Während Adam dan Jahrzehntelang herauszufinden versucht, wer sein leiblicher Vater ist, entwickelt er sich andererseits zum erfolgreichen Schriftsteller und Drehbuchautor. Diese Parallele zu John Irving, der mit Drehbüchern so erfolgreich war, dass er im Jahr 2000 sogar den Oscar für „Gottes Werk und Teufels Beitrag“ gewann, führt unter anderem zu zwei großen Kapiteln des Romans in Drehbuchform.
Ungewöhnlich in einem Roman, doch so einzig, dass sie zu den Highlights des an Höhepunkten reichen Romans zählen. Der vor allem von den Themen Liebe und Toleranz beherrscht wird nach dem Grundsatz, dass es nicht nur eine Form gibt, einander zu lieben. Und es sind die jeweils sehr besonderen Liebespaare, die diese raum- und zeitfüllende Geschichte tragen.
Während Adam durch die Betten wandert, glänzt insbesondere das Lesbenpaar Nora und Emily als Varieté-Duo. Und diese Emily, allgemein nur „Em“ genannt, fesselt als außergewöhnliche Akteurin, denn die Pantomimin drückt alles nur in Körpersprache aus. Außer ihre lautstarken Orgasmen. Dass ausgerechnet sie nach einem beinah tödlichen Zwischenfalls zu Adam findet und diese beiden ein eigenwilliges Liebespaar werden, gehört zu den genialsten Twists des Romans.

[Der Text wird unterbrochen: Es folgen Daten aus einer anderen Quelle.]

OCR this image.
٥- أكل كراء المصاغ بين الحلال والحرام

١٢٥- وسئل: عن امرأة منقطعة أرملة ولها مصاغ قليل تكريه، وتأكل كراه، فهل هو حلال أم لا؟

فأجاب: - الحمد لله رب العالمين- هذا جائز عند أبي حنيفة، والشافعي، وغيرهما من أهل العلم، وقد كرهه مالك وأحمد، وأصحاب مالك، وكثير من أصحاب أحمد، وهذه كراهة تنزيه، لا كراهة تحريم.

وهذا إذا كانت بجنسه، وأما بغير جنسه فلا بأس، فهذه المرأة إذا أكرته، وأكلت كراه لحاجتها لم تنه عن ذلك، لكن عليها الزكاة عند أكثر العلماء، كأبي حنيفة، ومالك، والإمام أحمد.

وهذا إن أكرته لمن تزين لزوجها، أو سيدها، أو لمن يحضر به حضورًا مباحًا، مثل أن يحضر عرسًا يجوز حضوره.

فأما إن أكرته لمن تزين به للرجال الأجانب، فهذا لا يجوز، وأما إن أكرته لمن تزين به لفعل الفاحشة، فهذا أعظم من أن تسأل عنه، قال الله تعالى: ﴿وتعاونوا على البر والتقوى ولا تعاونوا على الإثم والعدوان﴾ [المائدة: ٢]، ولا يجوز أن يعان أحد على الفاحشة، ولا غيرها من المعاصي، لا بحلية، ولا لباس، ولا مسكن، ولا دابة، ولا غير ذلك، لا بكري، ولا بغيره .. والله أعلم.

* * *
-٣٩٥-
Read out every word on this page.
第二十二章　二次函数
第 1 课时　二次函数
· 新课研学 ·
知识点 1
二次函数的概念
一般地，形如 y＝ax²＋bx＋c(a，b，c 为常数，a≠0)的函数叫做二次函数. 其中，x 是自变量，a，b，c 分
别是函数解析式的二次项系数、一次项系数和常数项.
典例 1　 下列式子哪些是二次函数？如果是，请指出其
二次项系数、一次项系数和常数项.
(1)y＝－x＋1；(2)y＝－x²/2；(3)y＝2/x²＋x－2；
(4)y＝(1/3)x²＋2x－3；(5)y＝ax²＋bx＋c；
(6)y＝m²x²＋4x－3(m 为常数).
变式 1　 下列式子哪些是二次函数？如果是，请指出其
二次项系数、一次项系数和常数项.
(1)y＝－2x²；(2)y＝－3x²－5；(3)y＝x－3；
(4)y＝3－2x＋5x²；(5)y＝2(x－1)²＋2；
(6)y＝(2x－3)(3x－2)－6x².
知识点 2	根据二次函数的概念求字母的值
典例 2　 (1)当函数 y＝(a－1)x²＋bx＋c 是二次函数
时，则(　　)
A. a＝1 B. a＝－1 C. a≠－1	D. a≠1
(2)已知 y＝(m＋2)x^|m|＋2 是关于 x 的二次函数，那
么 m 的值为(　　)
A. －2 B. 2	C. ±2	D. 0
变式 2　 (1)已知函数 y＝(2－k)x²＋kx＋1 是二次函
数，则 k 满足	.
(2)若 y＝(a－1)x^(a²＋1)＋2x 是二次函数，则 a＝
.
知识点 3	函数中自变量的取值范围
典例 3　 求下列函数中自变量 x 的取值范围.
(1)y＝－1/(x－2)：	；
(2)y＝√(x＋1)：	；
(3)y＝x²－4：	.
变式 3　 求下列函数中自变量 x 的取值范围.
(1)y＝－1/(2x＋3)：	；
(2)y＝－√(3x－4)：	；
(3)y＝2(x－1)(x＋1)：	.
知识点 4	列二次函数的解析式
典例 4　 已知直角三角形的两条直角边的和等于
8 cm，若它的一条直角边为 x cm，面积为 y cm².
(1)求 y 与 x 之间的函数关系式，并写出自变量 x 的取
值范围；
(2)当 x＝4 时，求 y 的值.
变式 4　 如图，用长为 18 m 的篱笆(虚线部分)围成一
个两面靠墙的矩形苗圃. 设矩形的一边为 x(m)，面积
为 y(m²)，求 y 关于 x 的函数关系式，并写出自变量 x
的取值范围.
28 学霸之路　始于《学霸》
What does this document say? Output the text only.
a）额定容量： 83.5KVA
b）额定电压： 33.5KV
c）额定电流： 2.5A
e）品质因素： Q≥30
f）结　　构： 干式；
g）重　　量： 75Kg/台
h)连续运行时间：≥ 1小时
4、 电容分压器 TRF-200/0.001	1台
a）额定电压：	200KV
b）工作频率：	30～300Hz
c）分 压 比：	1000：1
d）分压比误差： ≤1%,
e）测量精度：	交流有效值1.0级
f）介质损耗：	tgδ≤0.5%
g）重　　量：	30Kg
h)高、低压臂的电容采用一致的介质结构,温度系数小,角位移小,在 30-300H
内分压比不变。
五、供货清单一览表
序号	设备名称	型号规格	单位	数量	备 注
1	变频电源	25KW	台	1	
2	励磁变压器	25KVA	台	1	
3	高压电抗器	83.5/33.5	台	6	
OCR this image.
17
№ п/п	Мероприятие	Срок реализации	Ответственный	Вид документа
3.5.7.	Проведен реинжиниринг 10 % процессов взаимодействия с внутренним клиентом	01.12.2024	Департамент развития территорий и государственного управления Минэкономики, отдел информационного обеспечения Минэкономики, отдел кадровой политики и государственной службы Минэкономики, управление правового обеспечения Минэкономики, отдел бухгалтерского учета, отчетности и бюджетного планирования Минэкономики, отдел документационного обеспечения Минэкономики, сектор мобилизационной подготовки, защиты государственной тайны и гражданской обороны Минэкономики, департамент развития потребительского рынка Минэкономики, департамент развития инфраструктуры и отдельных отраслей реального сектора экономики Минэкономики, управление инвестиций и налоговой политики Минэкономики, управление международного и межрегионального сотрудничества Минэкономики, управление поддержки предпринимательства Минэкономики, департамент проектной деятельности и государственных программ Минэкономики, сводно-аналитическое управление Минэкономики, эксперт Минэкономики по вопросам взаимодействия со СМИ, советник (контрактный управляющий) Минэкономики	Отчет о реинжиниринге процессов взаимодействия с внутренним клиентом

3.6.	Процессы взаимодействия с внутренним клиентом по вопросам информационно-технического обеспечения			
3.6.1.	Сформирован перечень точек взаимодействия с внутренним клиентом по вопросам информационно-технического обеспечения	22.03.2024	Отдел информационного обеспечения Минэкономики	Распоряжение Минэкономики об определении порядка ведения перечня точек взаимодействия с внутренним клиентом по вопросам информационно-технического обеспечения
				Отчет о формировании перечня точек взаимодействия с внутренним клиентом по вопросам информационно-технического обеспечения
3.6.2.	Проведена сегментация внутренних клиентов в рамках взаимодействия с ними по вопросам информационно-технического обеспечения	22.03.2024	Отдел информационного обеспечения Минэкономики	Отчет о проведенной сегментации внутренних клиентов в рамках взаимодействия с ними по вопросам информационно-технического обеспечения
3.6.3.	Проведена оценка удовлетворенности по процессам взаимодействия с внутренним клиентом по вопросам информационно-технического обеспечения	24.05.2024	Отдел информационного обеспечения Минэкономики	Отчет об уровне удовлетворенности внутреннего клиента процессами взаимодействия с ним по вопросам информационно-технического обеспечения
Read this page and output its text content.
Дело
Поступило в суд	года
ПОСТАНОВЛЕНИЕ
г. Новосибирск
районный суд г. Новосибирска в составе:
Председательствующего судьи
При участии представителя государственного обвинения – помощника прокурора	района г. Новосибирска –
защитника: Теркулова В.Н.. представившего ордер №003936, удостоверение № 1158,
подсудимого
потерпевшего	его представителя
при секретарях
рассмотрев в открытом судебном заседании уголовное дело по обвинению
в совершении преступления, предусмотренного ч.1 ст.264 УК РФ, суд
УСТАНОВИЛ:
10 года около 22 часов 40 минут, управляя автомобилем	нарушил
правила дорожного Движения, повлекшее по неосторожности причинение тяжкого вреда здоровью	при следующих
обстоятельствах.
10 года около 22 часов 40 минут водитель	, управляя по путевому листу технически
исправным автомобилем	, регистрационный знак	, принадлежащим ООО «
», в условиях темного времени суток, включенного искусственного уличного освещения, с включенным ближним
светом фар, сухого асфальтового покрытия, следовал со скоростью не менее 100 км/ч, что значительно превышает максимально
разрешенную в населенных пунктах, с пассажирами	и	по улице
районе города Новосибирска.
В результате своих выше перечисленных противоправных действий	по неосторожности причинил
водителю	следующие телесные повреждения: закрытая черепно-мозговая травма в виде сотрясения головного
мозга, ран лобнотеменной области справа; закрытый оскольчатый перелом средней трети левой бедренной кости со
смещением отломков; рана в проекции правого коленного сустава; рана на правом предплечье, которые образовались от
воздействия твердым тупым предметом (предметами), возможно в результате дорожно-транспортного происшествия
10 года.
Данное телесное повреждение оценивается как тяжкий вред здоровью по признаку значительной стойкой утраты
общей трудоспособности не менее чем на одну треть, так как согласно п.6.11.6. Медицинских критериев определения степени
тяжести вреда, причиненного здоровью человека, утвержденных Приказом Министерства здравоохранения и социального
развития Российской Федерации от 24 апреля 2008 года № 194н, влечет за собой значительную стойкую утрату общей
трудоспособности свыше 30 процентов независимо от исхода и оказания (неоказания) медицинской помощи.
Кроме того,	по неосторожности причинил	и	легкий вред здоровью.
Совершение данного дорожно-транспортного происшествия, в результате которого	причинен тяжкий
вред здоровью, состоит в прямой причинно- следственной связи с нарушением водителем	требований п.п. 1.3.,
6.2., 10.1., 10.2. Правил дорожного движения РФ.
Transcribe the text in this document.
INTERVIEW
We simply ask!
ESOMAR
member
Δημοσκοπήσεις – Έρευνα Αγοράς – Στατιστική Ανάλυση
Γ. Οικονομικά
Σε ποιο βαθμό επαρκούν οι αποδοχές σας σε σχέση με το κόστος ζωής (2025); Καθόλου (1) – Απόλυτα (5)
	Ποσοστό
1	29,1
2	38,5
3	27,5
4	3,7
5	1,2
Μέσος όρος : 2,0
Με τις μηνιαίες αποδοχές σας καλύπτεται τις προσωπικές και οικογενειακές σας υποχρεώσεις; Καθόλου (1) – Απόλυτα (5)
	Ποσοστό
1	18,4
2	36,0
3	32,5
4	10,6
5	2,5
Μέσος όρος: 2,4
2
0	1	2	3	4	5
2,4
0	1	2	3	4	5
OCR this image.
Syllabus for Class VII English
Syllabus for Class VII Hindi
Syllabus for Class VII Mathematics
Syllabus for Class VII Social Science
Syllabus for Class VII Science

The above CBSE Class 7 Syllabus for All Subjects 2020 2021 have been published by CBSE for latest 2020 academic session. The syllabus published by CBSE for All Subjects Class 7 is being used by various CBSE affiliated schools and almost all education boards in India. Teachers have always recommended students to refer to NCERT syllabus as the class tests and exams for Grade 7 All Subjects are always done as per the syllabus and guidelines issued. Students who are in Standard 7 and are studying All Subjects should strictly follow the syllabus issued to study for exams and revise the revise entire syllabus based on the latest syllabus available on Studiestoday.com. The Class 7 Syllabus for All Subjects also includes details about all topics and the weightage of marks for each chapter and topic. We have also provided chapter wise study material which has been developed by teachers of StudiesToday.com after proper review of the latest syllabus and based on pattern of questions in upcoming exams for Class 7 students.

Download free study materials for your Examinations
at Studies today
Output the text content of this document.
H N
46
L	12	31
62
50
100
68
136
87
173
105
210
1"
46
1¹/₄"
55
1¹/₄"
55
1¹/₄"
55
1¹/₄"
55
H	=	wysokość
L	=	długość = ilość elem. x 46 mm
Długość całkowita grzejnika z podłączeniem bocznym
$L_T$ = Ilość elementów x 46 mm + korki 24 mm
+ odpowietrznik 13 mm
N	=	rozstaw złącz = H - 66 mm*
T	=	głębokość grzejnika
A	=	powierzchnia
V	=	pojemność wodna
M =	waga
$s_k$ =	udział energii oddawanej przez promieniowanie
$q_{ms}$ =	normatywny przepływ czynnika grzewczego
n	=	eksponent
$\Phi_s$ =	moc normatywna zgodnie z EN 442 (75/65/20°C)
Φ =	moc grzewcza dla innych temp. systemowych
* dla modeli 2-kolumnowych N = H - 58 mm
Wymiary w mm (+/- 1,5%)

Dessen genauer Handlungsstrang man ob der Fülle der Ereignisse und Verflechtungen kaum mit wenigen Sätzen nachzeichnen könnte – und auch gar nicht sollte – zieht sich entlang acht Jahrzehnten und dabei hält Irving auch seine dezidierten politischen Meinungen nicht hinterm Berge. Seine Haltung ist klar die eines linksliberalen Demokraten, der sich an Lichtgestalten wie Nixon, Reagan und Trump ebenso reibt wie an der Haltung der katholischen Kirche zur Abtreibungsfrage.
„Der letzte Sessellift“ ist bei aller bunten Deftigkeit und Komik ein emotionales Buch mit einer melancholischen Grundstimmung. Mag der Roman im Übrigen vielleicht nicht sein bester sein, sein Opus Magnum ist er auf jeden Fall. Und der Meister, der schon immer das Chaos liebte, er weiß es einmal mehr zu bändigen ohne es aufzulösen.
Fazit: ein großartiger John Irving mit einem Buch für anspruchsvolle Leser, die sich bei einem guten Buch wünschen, es möge nie zuende gehen.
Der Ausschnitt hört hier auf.